When Garten told Blunt in 2022 that the Instagram post had taken off, the framing was telling. People were not sharing a complicated showpiece. They were sharing permission to make great roast potatoes at home with a bag of Yukon Golds and a hot oven.
There is a quiet irony in how it played out. The dish needed a recognizable name to break out of the British Sunday routine and into American feeds, yet that same name is what saddled Blunt with credit she keeps trying to hand back to an entire country. The attribution made the recipe travel, and it also made her the face of something she learned from her own family table.
Garten can call them whatever she likes. The recipe was always going to belong to England.
Frequently Asked Questions
Did Emily Blunt invent the roast potato recipe?
No. Blunt has said plainly that she did not invent the dish, calling it a classic English recipe her family has made for years and that British households cook every Sunday. The recipe carries her name only because Ina Garten titled it that way.
What is the recipe actually called?
It is officially titled “Emily’s English Roasted Potatoes,” the name Garten gave it when she published the dish in her 2020 cookbook “Modern Comfort Food.” Online it often gets shortened to “Emily’s Roast Potatoes” or “Emily Blunt’s potatoes.”

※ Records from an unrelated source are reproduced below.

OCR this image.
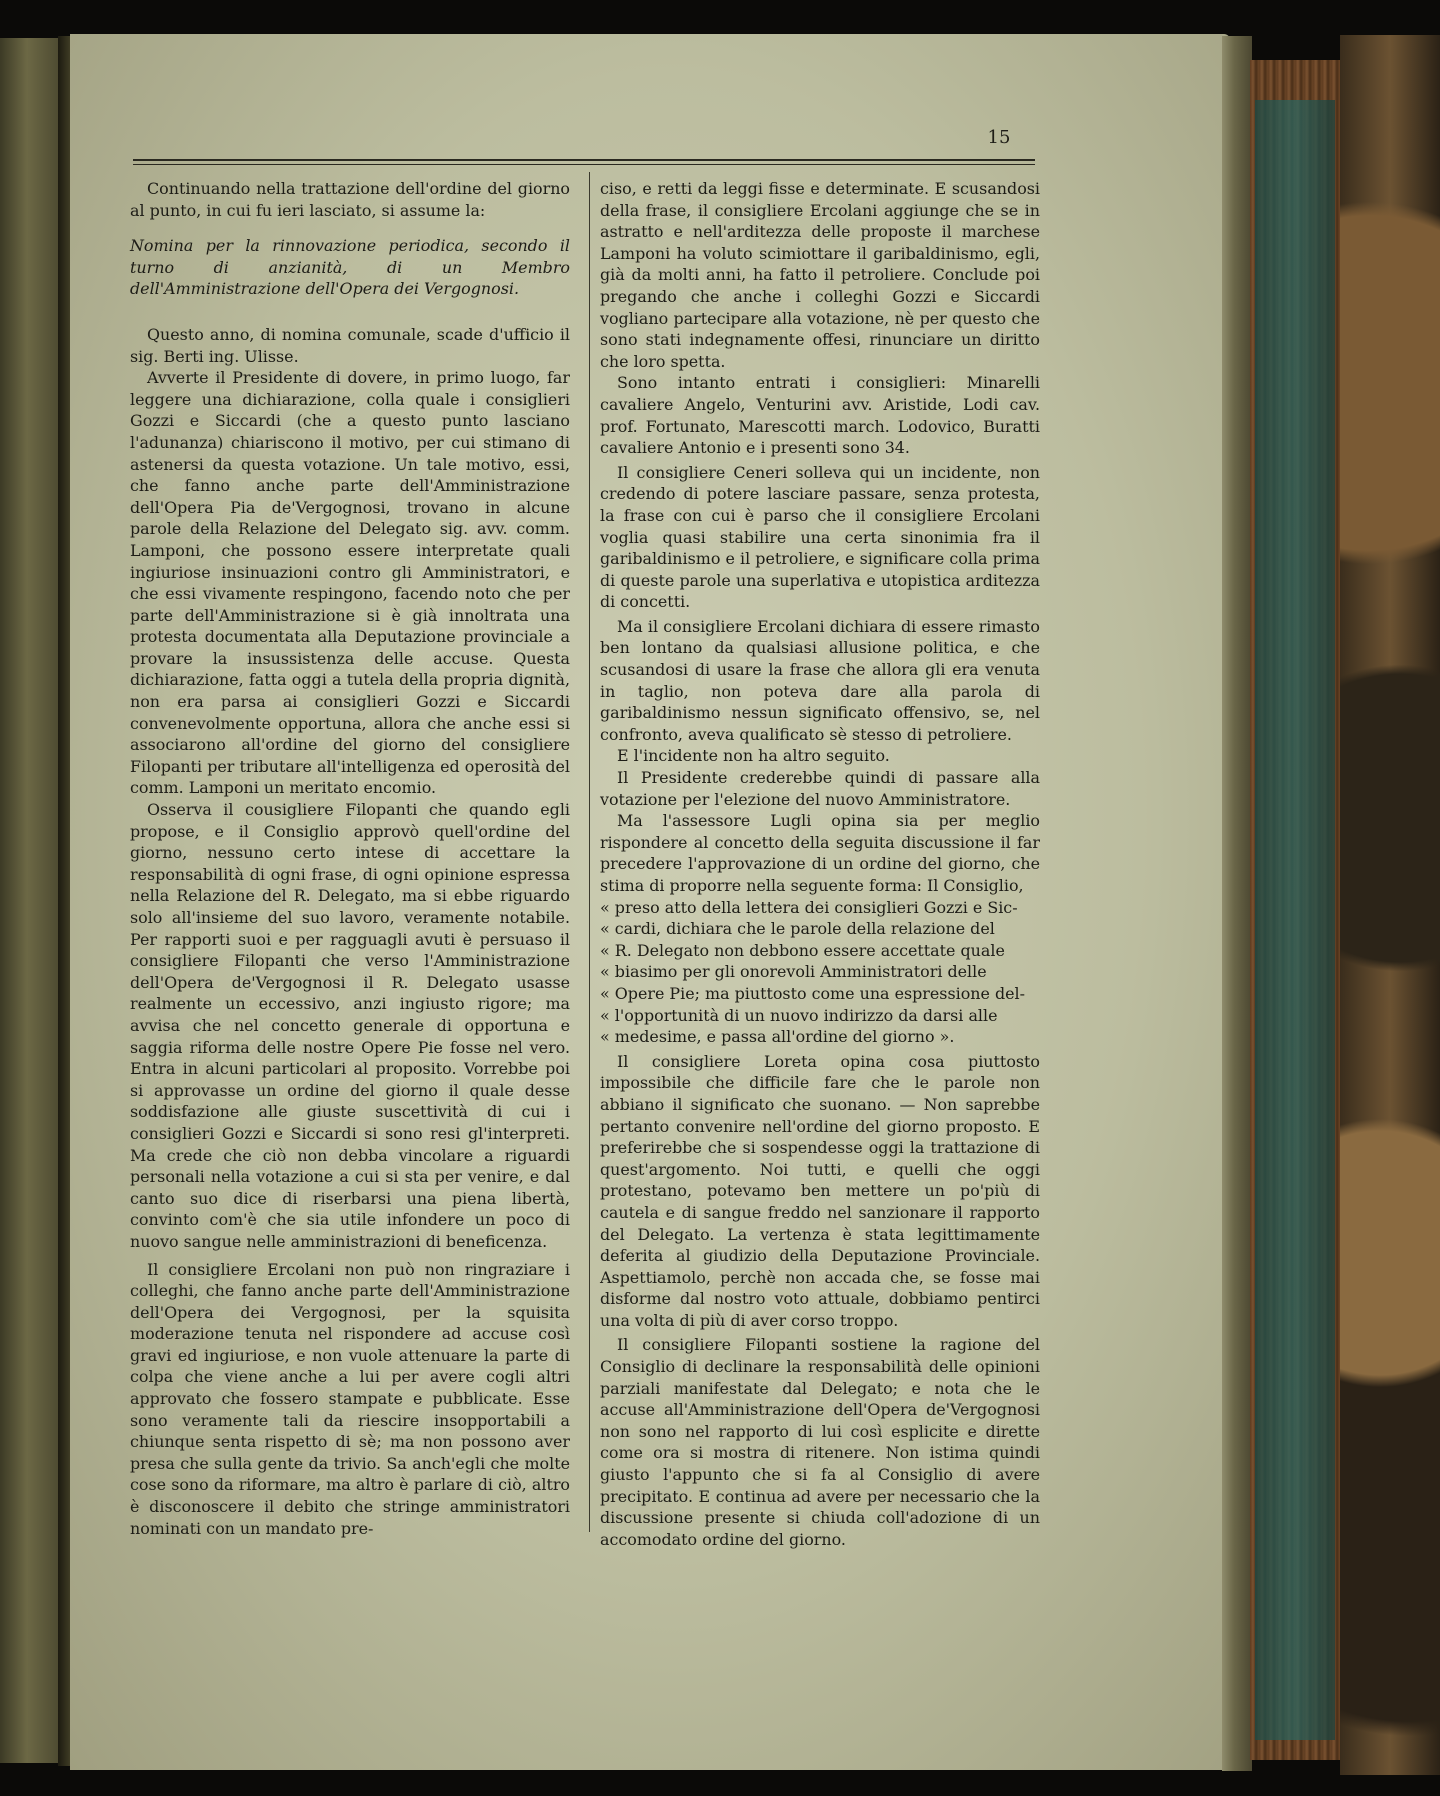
15

Continuando nella trattazione dell'ordine del giorno al punto, in cui fu ieri lasciato, si assume la:

Nomina per la rinnovazione periodica, secondo il turno di anzianità, di un Membro dell'Amministrazione dell'Opera dei Vergognosi.

Questo anno, di nomina comunale, scade d'ufficio il sig. Berti ing. Ulisse.

Avverte il Presidente di dovere, in primo luogo, far leggere una dichiarazione, colla quale i consiglieri Gozzi e Siccardi (che a questo punto lasciano l'adunanza) chiariscono il motivo, per cui stimano di astenersi da questa votazione. Un tale motivo, essi, che fanno anche parte dell'Amministrazione dell'Opera Pia de'Vergognosi, trovano in alcune parole della Relazione del Delegato sig. avv. comm. Lamponi, che possono essere interpretate quali ingiuriose insinuazioni contro gli Amministratori, e che essi vivamente respingono, facendo noto che per parte dell'Amministrazione si è già innoltrata una protesta documentata alla Deputazione provinciale a provare la insussistenza delle accuse. Questa dichiarazione, fatta oggi a tutela della propria dignità, non era parsa ai consiglieri Gozzi e Siccardi convenevolmente opportuna, allora che anche essi si associarono all'ordine del giorno del consigliere Filopanti per tributare all'intelligenza ed operosità del comm. Lamponi un meritato encomio.

Osserva il cousigliere Filopanti che quando egli propose, e il Consiglio approvò quell'ordine del giorno, nessuno certo intese di accettare la responsabilità di ogni frase, di ogni opinione espressa nella Relazione del R. Delegato, ma si ebbe riguardo solo all'insieme del suo lavoro, veramente notabile. Per rapporti suoi e per ragguagli avuti è persuaso il consigliere Filopanti che verso l'Amministrazione dell'Opera de'Vergognosi il R. Delegato usasse realmente un eccessivo, anzi ingiusto rigore; ma avvisa che nel concetto generale di opportuna e saggia riforma delle nostre Opere Pie fosse nel vero. Entra in alcuni particolari al proposito. Vorrebbe poi si approvasse un ordine del giorno il quale desse soddisfazione alle giuste suscettività di cui i consiglieri Gozzi e Siccardi si sono resi gl'interpreti. Ma crede che ciò non debba vincolare a riguardi personali nella votazione a cui si sta per venire, e dal canto suo dice di riserbarsi una piena libertà, convinto com'è che sia utile infondere un poco di nuovo sangue nelle amministrazioni di beneficenza.

Il consigliere Ercolani non può non ringraziare i colleghi, che fanno anche parte dell'Amministrazione dell'Opera dei Vergognosi, per la squisita moderazione tenuta nel rispondere ad accuse così gravi ed ingiuriose, e non vuole attenuare la parte di colpa che viene anche a lui per avere cogli altri approvato che fossero stampate e pubblicate. Esse sono veramente tali da riescire insopportabili a chiunque senta rispetto di sè; ma non possono aver presa che sulla gente da trivio. Sa anch'egli che molte cose sono da riformare, ma altro è parlare di ciò, altro è disconoscere il debito che stringe amministratori nominati con un mandato pre-

ciso, e retti da leggi fisse e determinate. E scusandosi della frase, il consigliere Ercolani aggiunge che se in astratto e nell'arditezza delle proposte il marchese Lamponi ha voluto scimiottare il garibaldinismo, egli, già da molti anni, ha fatto il petroliere. Conclude poi pregando che anche i colleghi Gozzi e Siccardi vogliano partecipare alla votazione, nè per questo che sono stati indegnamente offesi, rinunciare un diritto che loro spetta.

Sono intanto entrati i consiglieri: Minarelli cavaliere Angelo, Venturini avv. Aristide, Lodi cav. prof. Fortunato, Marescotti march. Lodovico, Buratti cavaliere Antonio e i presenti sono 34.

Il consigliere Ceneri solleva qui un incidente, non credendo di potere lasciare passare, senza protesta, la frase con cui è parso che il consigliere Ercolani voglia quasi stabilire una certa sinonimia fra il garibaldinismo e il petroliere, e significare colla prima di queste parole una superlativa e utopistica arditezza di concetti.

Ma il consigliere Ercolani dichiara di essere rimasto ben lontano da qualsiasi allusione politica, e che scusandosi di usare la frase che allora gli era venuta in taglio, non poteva dare alla parola di garibaldinismo nessun significato offensivo, se, nel confronto, aveva qualificato sè stesso di petroliere.

E l'incidente non ha altro seguito.

Il Presidente crederebbe quindi di passare alla votazione per l'elezione del nuovo Amministratore.

Ma l'assessore Lugli opina sia per meglio rispondere al concetto della seguita discussione il far precedere l'approvazione di un ordine del giorno, che stima di proporre nella seguente forma: Il Consiglio,

« preso atto della lettera dei consiglieri Gozzi e Sic-

« cardi, dichiara che le parole della relazione del

« R. Delegato non debbono essere accettate quale

« biasimo per gli onorevoli Amministratori delle

« Opere Pie; ma piuttosto come una espressione del-

« l'opportunità di un nuovo indirizzo da darsi alle

« medesime, e passa all'ordine del giorno ».

Il consigliere Loreta opina cosa piuttosto impossibile che difficile fare che le parole non abbiano il significato che suonano. — Non saprebbe pertanto convenire nell'ordine del giorno proposto. E preferirebbe che si sospendesse oggi la trattazione di quest'argomento. Noi tutti, e quelli che oggi protestano, potevamo ben mettere un po'più di cautela e di sangue freddo nel sanzionare il rapporto del Delegato. La vertenza è stata legittimamente deferita al giudizio della Deputazione Provinciale. Aspettiamolo, perchè non accada che, se fosse mai disforme dal nostro voto attuale, dobbiamo pentirci una volta di più di aver corso troppo.

Il consigliere Filopanti sostiene la ragione del Consiglio di declinare la responsabilità delle opinioni parziali manifestate dal Delegato; e nota che le accuse all'Amministrazione dell'Opera de'Vergognosi non sono nel rapporto di lui così esplicite e dirette come ora si mostra di ritenere. Non istima quindi giusto l'appunto che si fa al Consiglio di avere precipitato. E continua ad avere per necessario che la discussione presente si chiuda coll'adozione di un accomodato ordine del giorno.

What ingredients are in Emily’s English Roasted Potatoes?
The core list is short: large Yukon Gold potatoes, vegetable oil, kosher salt for boiling, and coarse sea salt plus parsley to finish. The published recipe uses three pounds of potatoes and half a cup of oil to serve six to eight.
What temperature do you roast the potatoes at?
You heat the oil in a 425°F oven until it smokes, add the par-boiled potatoes, then lower the oven to 350°F and roast for roughly 45 minutes to an hour, turning occasionally until crisp and browned.
Where did Ina Garten get the recipe?
From Blunt herself. Blunt cooked the family recipe on Garten’s Food Network show “Barefoot Contessa” in 2018, and Garten liked it enough to write it into her cookbook two years later.
When was Emily Blunt on Hot Ones?
Her episode of First We Feast’s “Hot Ones” was released on May 28, during her press run for “The Devil Wears Prada 2” and Steven Spielberg’s film “Disclosure Day.”